God bless you all and know that you all are in my prayers. I pray for you all to have comfort and peace in these difficult days that lie ahead for us all.

Lots of hugs to you all,

Tishira

Edited by MartyT
Link inserted
Posted

Hi Tishira,

Today was a better day for me, thank goodness, I don't think I could have taken another day like yesterday. I also have my husband besides me in my bedroom. I like knowing that he is with me always.Thank you for praying for me, I also pray for all of us to get through this terrible time. I have to go to work tomorrow so I will be o k, when i am there i have to talk to people and mingle that is part of my job, so for the next 3 days i will hopefully be o k, I am a little nervous about his birthday sunday, my sons and their families and I are going to get together for the day, I hope that it dosn't get very emotional.

Well have a good night,

Hugs

Karen

Posted

How does one really find closure when someone dies? I have three brothers and a sister who will not even discuss the ideal with me... I have the remains of our parents and my therapists say to me I need to deal with them and than I will be able to move forward... But my siblings just do not want to talk about it... I have told them all what I would like to see done and I even gave them a date for this to happen but can not do anything because I have been told that since I was not incharge of their estate I can not do anything with their remains so now it is a waiting game and I have to sit and wait and wait for them... I need this for my own mental health... Shelley

I had said earlier in another post that we had agreed on a date and what to do but now the family thinks it is not a good ideal to do it on that date and will not agree to anything right now...I feel like a yo yo with all of this they say things and I get so ready to do it and than they change their minds and than I drop again...

Shelley

Posted

If they consider you responsible for the bill, surely they'd consider you responsible to report to...IOW, they should tell you the results if you ask for them.

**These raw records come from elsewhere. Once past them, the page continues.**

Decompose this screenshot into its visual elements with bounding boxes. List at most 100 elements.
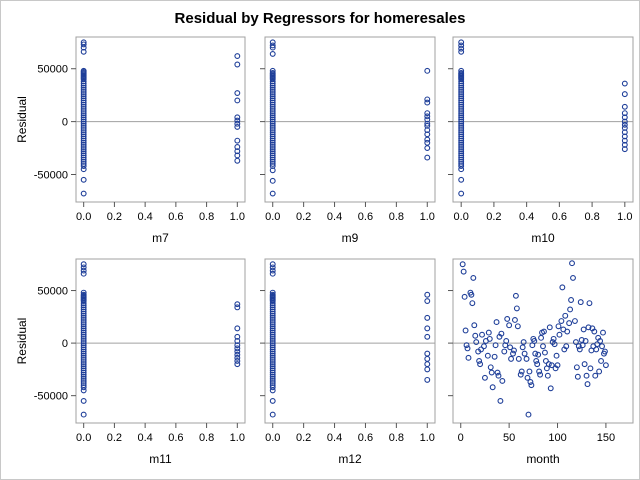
panel-6-data-point: [602, 362, 609, 369]
panel-3-data-point: [458, 78, 465, 85]
panel-5-x-tick-label: 0.4: [327, 432, 342, 444]
panel-6-data-point: [532, 350, 539, 357]
panel-5-data-point: [424, 325, 431, 332]
panel-2-data-point: [269, 190, 276, 197]
panel-5-x-tick-label: 0.0: [265, 432, 280, 444]
panel-6-data-point: [492, 342, 499, 349]
panel-5-data-point: [269, 384, 276, 391]
panel-3-data-point: [458, 122, 465, 129]
panel-1-data-point: [80, 76, 87, 83]
panel-1-x-tick-label: 0.0: [76, 211, 91, 223]
panel-6-data-point: [513, 305, 520, 312]
panel-6-data-point: [526, 368, 533, 375]
panel-6-data-point: [592, 372, 599, 379]
panel-4-data-point: [80, 375, 87, 382]
panel-5-x-tick-label: 0.6: [358, 432, 373, 444]
panel-6-data-point: [600, 329, 606, 336]
panel-1-data-point: [80, 129, 87, 136]
panel-6-data-point: [545, 361, 552, 368]
panel-3-data-point: [458, 141, 465, 148]
panel-2-data-point: [269, 160, 276, 167]
panel-4-data-point: [234, 301, 241, 308]
panel-3-data-point: [458, 80, 465, 87]
panel-1-data-point: [80, 86, 87, 93]
panel-6-data-point: [487, 364, 494, 371]
panel-4-data-point: [80, 323, 87, 330]
panel-3-data-point: [621, 133, 628, 140]
panel-5-data-point: [269, 325, 276, 332]
panel-1-data-point: [80, 82, 87, 89]
panel-5-data-point: [269, 298, 276, 305]
panel-5-data-point: [269, 267, 276, 274]
panel-4-data-point: [80, 397, 87, 404]
panel-3-data-point: [458, 176, 465, 183]
panel-3-data-point: [458, 101, 465, 108]
panel-3-data-point: [458, 118, 465, 125]
panel-4-data-point: [80, 317, 87, 323]
panel-3-data-point: [621, 118, 628, 125]
panel-1-data-point: [234, 157, 241, 164]
panel-6-data-point: [548, 362, 555, 369]
panel-4-data-point: [80, 308, 87, 315]
panel-6-x-tick-label: 100: [548, 432, 566, 444]
panel-2-data-point: [269, 152, 276, 159]
panel-2-data-point: [269, 139, 276, 146]
panel-4-data-point: [80, 261, 87, 268]
panel-5-data-point: [269, 331, 276, 338]
panel-2-data-point: [424, 113, 431, 120]
panel-6-data-point: [533, 358, 540, 364]
panel-6-data-point: [550, 335, 557, 342]
panel-2-data-point: [269, 146, 276, 153]
panel-2-data-point: [269, 97, 276, 104]
panel-1-data-point: [80, 158, 87, 165]
panel-3-data-point: [458, 148, 465, 155]
panel-1-data-point: [80, 146, 87, 153]
panel-1-data-point: [80, 108, 87, 114]
panel-6-data-point: [568, 297, 575, 303]
panel-4-data-point: [80, 373, 87, 380]
panel-1-data-point: [234, 117, 241, 124]
panel-5-data-point: [269, 361, 276, 368]
panel-6-data-point: [521, 350, 528, 357]
panel-5-data-point: [269, 365, 276, 372]
panel-1-data-point: [80, 144, 87, 150]
panel-2-x-tick-label: 0.8: [389, 211, 404, 223]
panel-6-data-point: [517, 371, 524, 378]
panel-4-data-point: [80, 342, 87, 349]
panel-1-data-point: [234, 53, 241, 59]
panel-1-data-point: [80, 154, 87, 161]
panel-3-data-point: [621, 146, 628, 153]
panel-6-data-point: [546, 324, 553, 331]
panel-5-data-point: [424, 333, 431, 340]
panel-2-x-tick-label: 0.2: [296, 211, 311, 223]
panel-5-data-point: [424, 376, 431, 383]
panel-6-data-point: [463, 342, 470, 349]
panel-3-data-point: [458, 110, 465, 117]
panel-5-x-tick-label: 0.8: [389, 432, 404, 444]
panel-3-data-point: [621, 125, 628, 131]
panel-2-data-point: [269, 50, 276, 57]
panel-2-data-point: [424, 154, 431, 161]
panel-6-data-point: [599, 343, 605, 350]
panel-4-data-point: [80, 352, 87, 359]
panel-6-data-point: [569, 260, 575, 267]
panel-3-data-point: [458, 108, 465, 114]
panel-5-data-point: [269, 411, 276, 418]
panel-2-x-axis-label: m9: [342, 231, 359, 245]
panel-6-data-point: [510, 350, 516, 357]
panel-1-x-tick-label: 0.4: [137, 211, 152, 223]
panel-5-data-point: [269, 304, 276, 311]
panel-2-data-point: [269, 150, 276, 157]
panel-4-data-point: [234, 358, 241, 364]
panel-4-y-tick-label: -50000: [34, 391, 68, 403]
panel-6-x-axis-label: month: [526, 452, 559, 466]
panel-1-data-point: [80, 135, 87, 142]
panel-5-data-point: [269, 333, 276, 340]
panel-1-data-point: [80, 163, 87, 169]
panel-5-data-point: [269, 338, 276, 344]
panel-5-data-point: [269, 373, 276, 380]
panel-1-data-point: [234, 97, 241, 104]
panel-6-data-point: [471, 322, 478, 329]
panel-6-data-point: [564, 328, 571, 335]
panel-5-data-point: [269, 352, 276, 359]
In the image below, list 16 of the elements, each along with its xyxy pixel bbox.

Good luck in getting some answers...why is it taking so long for the death certificate? I had George's the same week he died.

Posted

I understand the feeling of not being able to get answers. I found that writing down all my feelings, anger and questions helped me work through the anxiety of not knowing what happened. I even asked and screamed the questions out loud. I didn't get the answer I longed for but getting the anxiety out of my body helped me move on to another level of grief. Grief is such hard work and there will be more challenges to face. Be proud of yourself for facing what is troubling you and keep searching for an answer until you feel satisfied or more peaceful. Not asking or facing what is bothering you will cause you more pain. I hope this makes sense?